Data Mining and Big Data Analytics
Course Instructor: Prof. Roberta Sinatra, firstname.lastname@example.org
Office: N11 609
Office hours: TBA or by appointment
Data mining and big data analytics is the process of examining data to uncover hidden patterns, unknown correlations and other useful information that can be used to make better decisions. This course is an introduction to concepts of data mining, machine learning and big data analytics. We will cover the key data mining methods of clustering, classification and pattern mining are illustrated, together with practical tools for their execution. We will show applications of these tools to a number of datasets, showing how theory and digital traces of human activities at societal scale can help us understand and forecast many complex socio-economic phenomena. The course will have a practical approach, with homeworks, hands-on classes and with the development of a project. Students are free to work in any computer language/network software they feel most comfortable. However, during the class all examples and sample code will be provided in Python and Jupyter notebooks, and use of Python is strongly encouraged.
Lectures: theory classes and hands-on sessions. Use of a computer will be required during some lectures. Students can use their own laptops. Instructions on the required software will be provided during the first class.
- Class 1: Test to check the prerequisites for the course. Introduction of the course
- Class 2: Motivations for data mining. Examples of application domains. Data types and formats. Exploratory data analysis and data understanding
- Class 3: Clustering. Taxonomy of clustering concepts: distance-based (separation, centroids, contiguity), density-based, partitional vs. hierarchical. Methods for centroid-based clustering (k-means), hierarchical clustering (single, complete and average linkage), density-based clustering (DBSCAN).
- Class 4: Model learning and model validation. Explanation vs. prediction. Rule-based classifiers and decision trees. Naïve Bayes classifiers.
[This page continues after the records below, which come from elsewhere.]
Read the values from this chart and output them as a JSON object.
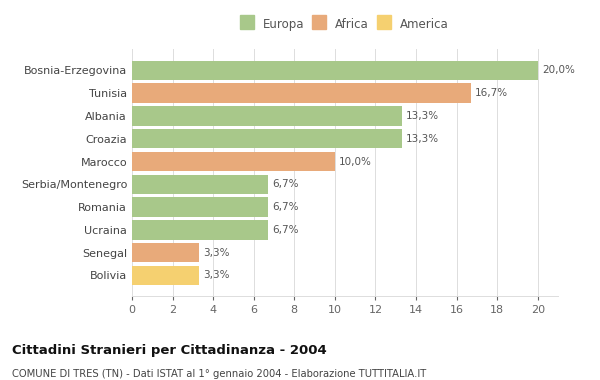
{
  "categories": [
    "Bosnia-Erzegovina",
    "Tunisia",
    "Albania",
    "Croazia",
    "Marocco",
    "Serbia/Montenegro",
    "Romania",
    "Ucraina",
    "Senegal",
    "Bolivia"
  ],
  "values": [
    20.0,
    16.7,
    13.3,
    13.3,
    10.0,
    6.7,
    6.7,
    6.7,
    3.3,
    3.3
  ],
  "labels": [
    "20,0%",
    "16,7%",
    "13,3%",
    "13,3%",
    "10,0%",
    "6,7%",
    "6,7%",
    "6,7%",
    "3,3%",
    "3,3%"
  ],
  "colors": [
    "#a8c88a",
    "#e8aa7a",
    "#a8c88a",
    "#a8c88a",
    "#e8aa7a",
    "#a8c88a",
    "#a8c88a",
    "#a8c88a",
    "#e8aa7a",
    "#f5d070"
  ],
  "legend_labels": [
    "Europa",
    "Africa",
    "America"
  ],
  "legend_colors": [
    "#a8c88a",
    "#e8aa7a",
    "#f5d070"
  ],
  "xlim": [
    0,
    21
  ],
  "xticks": [
    0,
    2,
    4,
    6,
    8,
    10,
    12,
    14,
    16,
    18,
    20
  ],
  "title": "Cittadini Stranieri per Cittadinanza - 2004",
  "subtitle": "COMUNE DI TRES (TN) - Dati ISTAT al 1° gennaio 2004 - Elaborazione TUTTITALIA.IT",
  "bg_color": "#ffffff",
  "bar_height": 0.85
}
- Class 5: hands on session (application of concept on data and real-world situations)
- Class 6: More on decision trees
- Class 7: Basic machine learning models (K-nearest neighbors, linear discriminant analysis, support vector machines, ensemble methods)
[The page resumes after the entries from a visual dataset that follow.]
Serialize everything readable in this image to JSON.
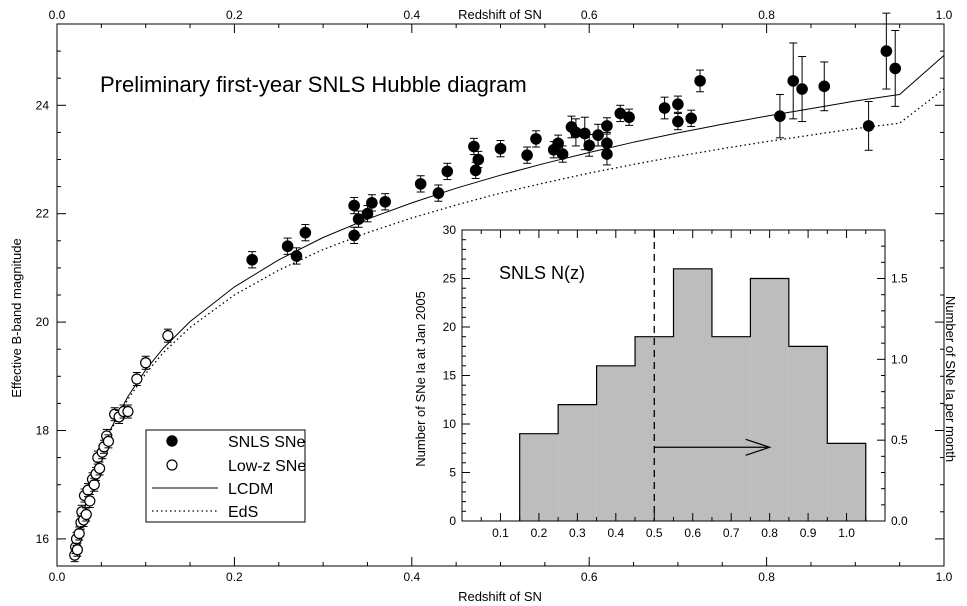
{
  "chart_data": [
    {
      "type": "scatter",
      "title": "Preliminary first-year SNLS Hubble diagram",
      "xlabel": "Redshift of SN",
      "ylabel": "Effective B-band magnitude",
      "top_xlabel": "Redshift of SN",
      "xlim": [
        0.0,
        1.0
      ],
      "ylim": [
        15.5,
        25.5
      ],
      "x_ticks": [
        "0.0",
        "0.2",
        "0.4",
        "0.6",
        "0.8",
        "1.0"
      ],
      "y_ticks": [
        "16",
        "18",
        "20",
        "22",
        "24"
      ],
      "legend": {
        "placement": "bottom-left",
        "entries": [
          {
            "label": "SNLS SNe",
            "marker": "filled-circle"
          },
          {
            "label": "Low-z SNe",
            "marker": "open-circle"
          },
          {
            "label": "LCDM",
            "line": "solid"
          },
          {
            "label": "EdS",
            "line": "dotted"
          }
        ]
      },
      "series": [
        {
          "name": "SNLS SNe",
          "marker": "filled-circle",
          "points": [
            [
              0.22,
              21.15,
              0.15
            ],
            [
              0.26,
              21.4,
              0.15
            ],
            [
              0.27,
              21.22,
              0.15
            ],
            [
              0.28,
              21.65,
              0.15
            ],
            [
              0.335,
              21.6,
              0.15
            ],
            [
              0.335,
              22.15,
              0.15
            ],
            [
              0.34,
              21.9,
              0.15
            ],
            [
              0.35,
              22.0,
              0.15
            ],
            [
              0.355,
              22.2,
              0.15
            ],
            [
              0.37,
              22.22,
              0.15
            ],
            [
              0.41,
              22.55,
              0.15
            ],
            [
              0.43,
              22.38,
              0.15
            ],
            [
              0.44,
              22.78,
              0.15
            ],
            [
              0.47,
              23.24,
              0.15
            ],
            [
              0.472,
              22.8,
              0.15
            ],
            [
              0.475,
              23.0,
              0.15
            ],
            [
              0.5,
              23.2,
              0.15
            ],
            [
              0.53,
              23.08,
              0.15
            ],
            [
              0.54,
              23.38,
              0.15
            ],
            [
              0.56,
              23.18,
              0.15
            ],
            [
              0.565,
              23.3,
              0.15
            ],
            [
              0.57,
              23.1,
              0.15
            ],
            [
              0.58,
              23.6,
              0.2
            ],
            [
              0.585,
              23.5,
              0.25
            ],
            [
              0.595,
              23.48,
              0.3
            ],
            [
              0.6,
              23.26,
              0.2
            ],
            [
              0.61,
              23.45,
              0.2
            ],
            [
              0.62,
              23.3,
              0.2
            ],
            [
              0.62,
              23.1,
              0.2
            ],
            [
              0.62,
              23.62,
              0.15
            ],
            [
              0.635,
              23.85,
              0.15
            ],
            [
              0.645,
              23.78,
              0.15
            ],
            [
              0.685,
              23.95,
              0.2
            ],
            [
              0.7,
              23.7,
              0.15
            ],
            [
              0.7,
              24.02,
              0.15
            ],
            [
              0.715,
              23.76,
              0.15
            ],
            [
              0.725,
              24.45,
              0.2
            ],
            [
              0.815,
              23.8,
              0.4
            ],
            [
              0.83,
              24.45,
              0.7
            ],
            [
              0.84,
              24.3,
              0.6
            ],
            [
              0.865,
              24.35,
              0.45
            ],
            [
              0.915,
              23.62,
              0.45
            ],
            [
              0.935,
              25.0,
              0.7
            ],
            [
              0.945,
              24.68,
              0.7
            ]
          ]
        },
        {
          "name": "Low-z SNe",
          "marker": "open-circle",
          "points": [
            [
              0.02,
              15.7,
              0.12
            ],
            [
              0.021,
              15.85,
              0.12
            ],
            [
              0.022,
              16.0,
              0.12
            ],
            [
              0.023,
              15.8,
              0.12
            ],
            [
              0.025,
              16.1,
              0.12
            ],
            [
              0.027,
              16.3,
              0.12
            ],
            [
              0.028,
              16.5,
              0.12
            ],
            [
              0.03,
              16.35,
              0.12
            ],
            [
              0.031,
              16.8,
              0.12
            ],
            [
              0.033,
              16.45,
              0.12
            ],
            [
              0.035,
              16.9,
              0.12
            ],
            [
              0.037,
              16.7,
              0.12
            ],
            [
              0.04,
              17.1,
              0.12
            ],
            [
              0.042,
              17.0,
              0.12
            ],
            [
              0.044,
              17.2,
              0.12
            ],
            [
              0.046,
              17.5,
              0.12
            ],
            [
              0.048,
              17.3,
              0.12
            ],
            [
              0.051,
              17.6,
              0.12
            ],
            [
              0.053,
              17.7,
              0.12
            ],
            [
              0.056,
              17.9,
              0.12
            ],
            [
              0.058,
              17.8,
              0.12
            ],
            [
              0.065,
              18.3,
              0.12
            ],
            [
              0.07,
              18.25,
              0.12
            ],
            [
              0.075,
              18.35,
              0.12
            ],
            [
              0.08,
              18.35,
              0.12
            ],
            [
              0.09,
              18.95,
              0.12
            ],
            [
              0.1,
              19.25,
              0.12
            ],
            [
              0.125,
              19.75,
              0.12
            ]
          ]
        },
        {
          "name": "LCDM",
          "line": "solid",
          "curve": [
            [
              0.02,
              15.62
            ],
            [
              0.03,
              16.5
            ],
            [
              0.04,
              17.13
            ],
            [
              0.05,
              17.61
            ],
            [
              0.06,
              18.01
            ],
            [
              0.08,
              18.63
            ],
            [
              0.1,
              19.12
            ],
            [
              0.12,
              19.52
            ],
            [
              0.15,
              20.01
            ],
            [
              0.2,
              20.65
            ],
            [
              0.25,
              21.15
            ],
            [
              0.3,
              21.56
            ],
            [
              0.35,
              21.9
            ],
            [
              0.4,
              22.2
            ],
            [
              0.45,
              22.47
            ],
            [
              0.5,
              22.71
            ],
            [
              0.55,
              22.93
            ],
            [
              0.6,
              23.13
            ],
            [
              0.65,
              23.32
            ],
            [
              0.7,
              23.49
            ],
            [
              0.75,
              23.65
            ],
            [
              0.8,
              23.8
            ],
            [
              0.85,
              23.94
            ],
            [
              0.9,
              24.08
            ],
            [
              0.95,
              24.2
            ],
            [
              1.0,
              24.92
            ]
          ]
        },
        {
          "name": "EdS",
          "line": "dotted",
          "curve": [
            [
              0.02,
              15.62
            ],
            [
              0.03,
              16.49
            ],
            [
              0.04,
              17.11
            ],
            [
              0.05,
              17.59
            ],
            [
              0.06,
              17.98
            ],
            [
              0.08,
              18.58
            ],
            [
              0.1,
              19.05
            ],
            [
              0.12,
              19.44
            ],
            [
              0.15,
              19.9
            ],
            [
              0.2,
              20.5
            ],
            [
              0.25,
              20.96
            ],
            [
              0.3,
              21.34
            ],
            [
              0.35,
              21.65
            ],
            [
              0.4,
              21.92
            ],
            [
              0.45,
              22.16
            ],
            [
              0.5,
              22.38
            ],
            [
              0.55,
              22.57
            ],
            [
              0.6,
              22.75
            ],
            [
              0.65,
              22.91
            ],
            [
              0.7,
              23.06
            ],
            [
              0.75,
              23.2
            ],
            [
              0.8,
              23.33
            ],
            [
              0.85,
              23.45
            ],
            [
              0.9,
              23.57
            ],
            [
              0.95,
              23.67
            ],
            [
              1.0,
              24.3
            ]
          ]
        }
      ]
    },
    {
      "type": "bar",
      "title": "SNLS N(z)",
      "ylabel": "Number of SNe Ia at Jan 2005",
      "y2label": "Number of SNe Ia per month",
      "xlim": [
        0.0,
        1.1
      ],
      "ylim": [
        0,
        30
      ],
      "y2lim": [
        0,
        1.8
      ],
      "x_ticks": [
        "0.1",
        "0.2",
        "0.3",
        "0.4",
        "0.5",
        "0.6",
        "0.7",
        "0.8",
        "0.9",
        "1.0"
      ],
      "y_ticks": [
        "0",
        "5",
        "10",
        "15",
        "20",
        "25",
        "30"
      ],
      "y2_ticks": [
        "0.0",
        "0.5",
        "1.0",
        "1.5"
      ],
      "bin_width": 0.1,
      "bins": [
        {
          "left": 0.15,
          "value": 9
        },
        {
          "left": 0.25,
          "value": 12
        },
        {
          "left": 0.35,
          "value": 16
        },
        {
          "left": 0.45,
          "value": 19
        },
        {
          "left": 0.55,
          "value": 26
        },
        {
          "left": 0.65,
          "value": 19
        },
        {
          "left": 0.75,
          "value": 25
        },
        {
          "left": 0.85,
          "value": 18
        },
        {
          "left": 0.95,
          "value": 8
        }
      ],
      "vline_x": 0.5,
      "arrow": {
        "from_x": 0.5,
        "to_x": 0.8,
        "y": 7.6
      }
    }
  ]
}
- Class 8: Features selection
- Class 9: Recommendation algorithms
- Class 10: Introduction to frequent itemset mining. Applications for finding association rules. Levelwise algorithms, apriori.
- Class 11: hands on session
- Class 12: Final project presentation
Textbooks and reading
- Pang-Ning Tan, Michael Steinbach, Vipin Kumar: Introduction to Data Mining, AddisonWesley, 2006.
- Mining of Massive Datasets. Leskovec, Rajaraman, Ullman, Cambridge University Press
- A list of papers and online resources will be provided during classes
Further information, such as the course website, assessment deadlines, office hours, contact details etc. will be given during the course.
The instructor reserves the right to modify this syllabus as deemed necessary any time during the term. Any modifications to the syllabus will be discussed with students during a class period. Students are responsible for information given in class.
The aim of the course is to provide a basic but comprehensive introduction to data mining. By the end of the course students will be able to
- Choose the right algorithms for data science problems
- Demonstrate knowledge of statistical data analysis techniques used in decision making
- Apply principles of Data Science to the analysis of large-scale problems
- Implement and use data mining software to solve real-world problems.
What you will NOT learn in this course: Coding and data visualization. This course is about the methods and algorithms to find information in the data. However, we will not discuss details of implementation or data handling. For learning to code, consider attending “Scientific Python MATH5016”. For learning to visualize data, consider attending “Data and Network Visualization CNSC6012”. Both courses are offered during the fall term.
- Attendance of the classes and hands-on sessions: 30% of the final grade
- Assignments: 30% of the final grade
- Final project: 40% of the final grade
Basic programming skills in a language like Python, R, Matlab, Mathematica or similar. Basic skills in statistics and linear algebra.